If school-age children use disinfectant at least four times a day, it can reduce illnesses by 25 percent. (9)
In addition, studies have made it clear that most children do not wash their hands properly, so it should be of great importance that parents teach good hygiene practices during the pandemic. (5)
WHO continues to reaffirm that the best way to prevent Coronavirus infection is to “avoid close contact with anyone with a fever and cough, and practice good hand and respiratory hygiene.”
- MYTH – The new coronavirus can be killed with a hand dryer
Due to the pitiful statements (Okeechobee County Commissioner in the US), the myth has spread that the new coronavirus can be killed with a hand dryer.
Culpeper said that because the nasal passages and nasal membranes are “the coldest part of the body,” the virus settles there before going to the lungs. “Heating those nasal passages will kill the COVID-19 coronavirus.” And to do that, you can take a hairdryer, hold it to your face and inhale. (6)
After this rumor, the WHO has published explicitly on its page that hand dryers do not kill the coronavirus. (3) To protect against the new coronavirus (2019-nCoV), wash your hands
frequently with a hydroalcoholic gel or soap and water. Once clean, dry them well with paper towels or a hot air dryer.

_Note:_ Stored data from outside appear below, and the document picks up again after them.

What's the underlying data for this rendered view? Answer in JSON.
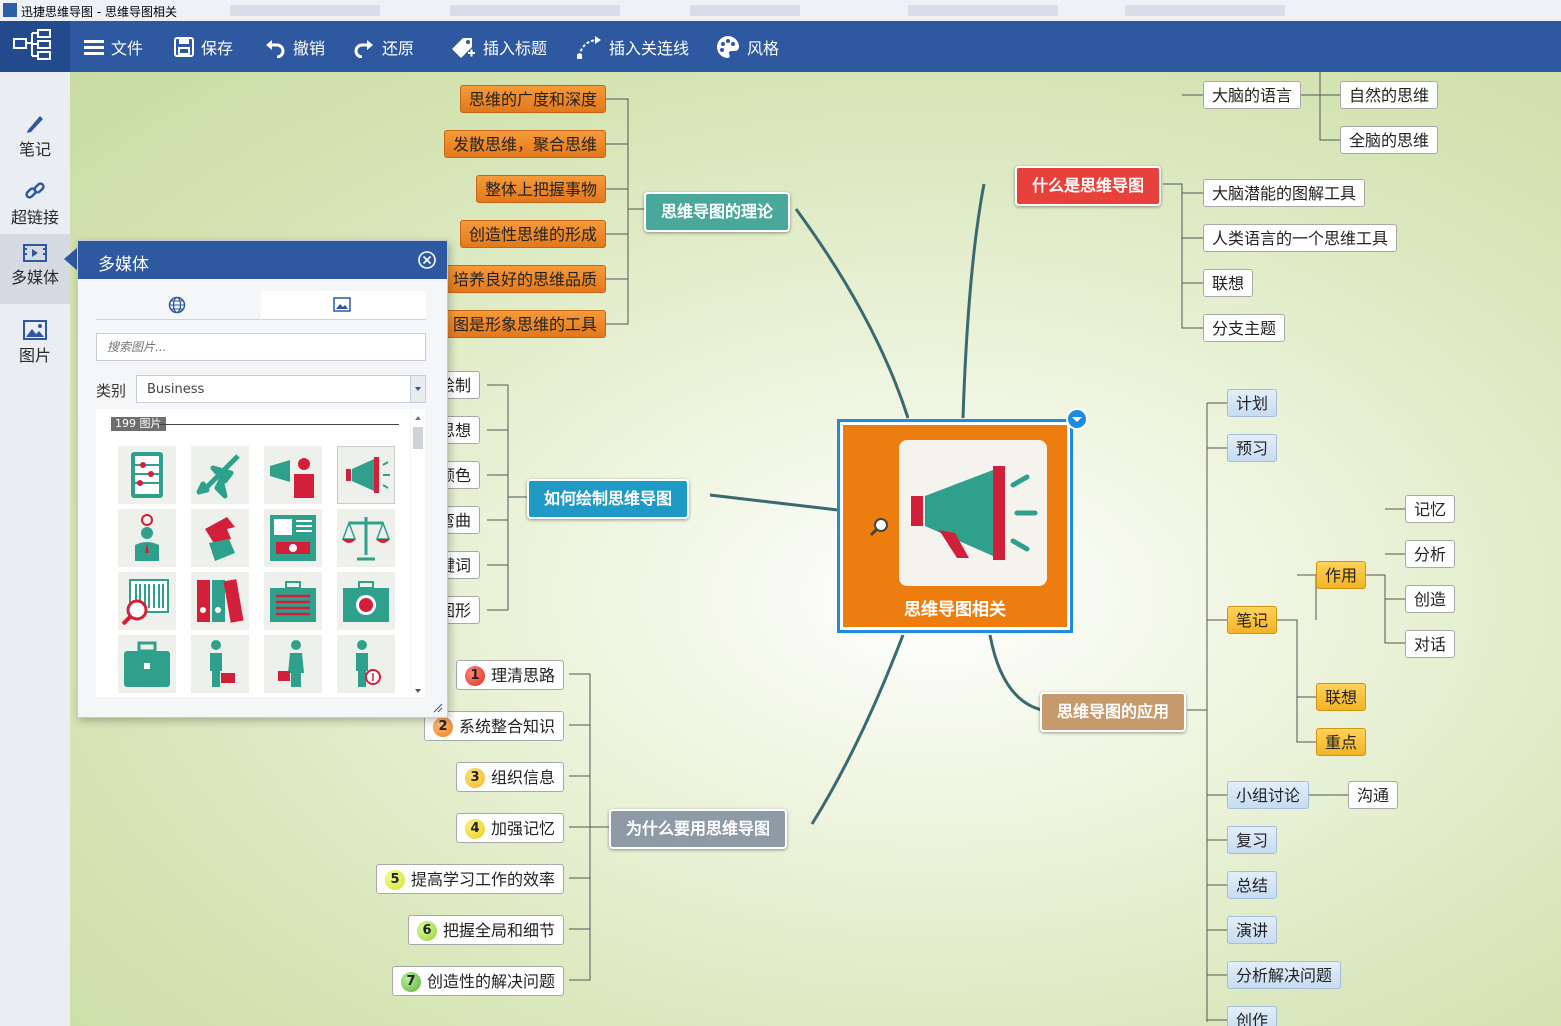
{
  "window": {
    "title": "迅捷思维导图 - 思维导图相关"
  },
  "toolbar": {
    "file": "文件",
    "save": "保存",
    "undo": "撤销",
    "redo": "还原",
    "insert_label": "插入标题",
    "insert_connector": "插入关连线",
    "style": "风格"
  },
  "sidebar": {
    "items": [
      {
        "label": "笔记",
        "icon": "pencil-icon"
      },
      {
        "label": "超链接",
        "icon": "link-icon"
      },
      {
        "label": "多媒体",
        "icon": "film-icon",
        "active": true
      },
      {
        "label": "图片",
        "icon": "picture-icon"
      }
    ]
  },
  "media_panel": {
    "title": "多媒体",
    "tabs": [
      {
        "icon": "globe-icon"
      },
      {
        "icon": "image-icon",
        "active": true
      }
    ],
    "search_placeholder": "搜索图片...",
    "category_label": "类别",
    "category_value": "Business",
    "count_label": "199 图片",
    "thumbnails": [
      "abacus-icon",
      "airplane-icon",
      "megaphone-person-icon",
      "megaphone-icon",
      "idea-person-icon",
      "arrows-icon",
      "atm-icon",
      "scales-icon",
      "barcode-search-icon",
      "binders-icon",
      "briefcase-lines-icon",
      "money-case-icon",
      "briefcase-icon",
      "person-bag-icon",
      "woman-bag-icon",
      "person-money-icon"
    ]
  },
  "mindmap": {
    "central": {
      "label": "思维导图相关"
    },
    "theory": {
      "label": "思维导图的理论",
      "children": [
        "思维的广度和深度",
        "发散思维，聚合思维",
        "整体上把握事物",
        "创造性思维的形成",
        "培养良好的思维品质",
        "图是形象思维的工具"
      ]
    },
    "what_is": {
      "label": "什么是思维导图",
      "children": [
        "大脑的语言",
        "大脑潜能的图解工具",
        "人类语言的一个思维工具",
        "联想",
        "分支主题"
      ],
      "sub_children": [
        "自然的思维",
        "全脑的思维"
      ]
    },
    "how_to": {
      "label": "如何绘制思维导图",
      "children": [
        "绘制",
        "思想",
        "颜色",
        "弯曲",
        "键词",
        "图形"
      ]
    },
    "why": {
      "label": "为什么要用思维导图",
      "children": [
        {
          "num": "1",
          "label": "理清思路"
        },
        {
          "num": "2",
          "label": "系统整合知识"
        },
        {
          "num": "3",
          "label": "组织信息"
        },
        {
          "num": "4",
          "label": "加强记忆"
        },
        {
          "num": "5",
          "label": "提高学习工作的效率"
        },
        {
          "num": "6",
          "label": "把握全局和细节"
        },
        {
          "num": "7",
          "label": "创造性的解决问题"
        }
      ]
    },
    "application": {
      "label": "思维导图的应用",
      "children": [
        "计划",
        "预习",
        "笔记",
        "小组讨论",
        "复习",
        "总结",
        "演讲",
        "分析解决问题",
        "创作"
      ],
      "notes_children": [
        "作用",
        "联想",
        "重点"
      ],
      "effect_children": [
        "记忆",
        "分析",
        "创造",
        "对话"
      ],
      "group_child": "沟通"
    }
  },
  "colors": {
    "toolbar": "#2e58a0",
    "theory": "#4aa89a",
    "what_is": "#e8403a",
    "how_to": "#1f9ac4",
    "why": "#8f9aa7",
    "application": "#c79a6e",
    "central": "#ee7d10"
  }
}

- MYTH – Eating garlic or ginger prevents or cures new coronavirus infection
Despite its antimicrobial properties, there is no scientific evidence that affirms that garlic or ginger can ensure the prevention of the new coronavirus.
However, studies have confirmed the benefits of ginger for the common flu. Fresh ginger could stimulate mucosal cells to secrete ( interferon beta IFN-β) and possibly helps to counteract viral infection. (7) It is not a safe method of prevention.
- Neither Cocaine nor infant urine can help you against the coronavirus.
In addition to the fact that Cocaine is an addictive drug that is very harmful to health, the consumption of Cocaine does not kill the coronavirus.
On the other hand, information has circulated that washing hands with infant urine could prevent infection by the new coronavirus. This is a myth.
Both are unsafe and unhealthy behaviors so prohibiting these two behaviors have been added to the advice on coronavirus rumors on the WHO site. (3)
SARS-CoV-2 is a new type of coronavirus discovered in late 2019. COVID -19 disease can be asymptomatic for the first 14 days, after which it is characterized by mild symptoms such as a dry cough and fever. In approximately 5-10% of cases of coronavirus infection, complications requiring mechanical ventilation are observed. Debunking the myths about this disease is of utmost importance to minimize the consequences of the pandemic.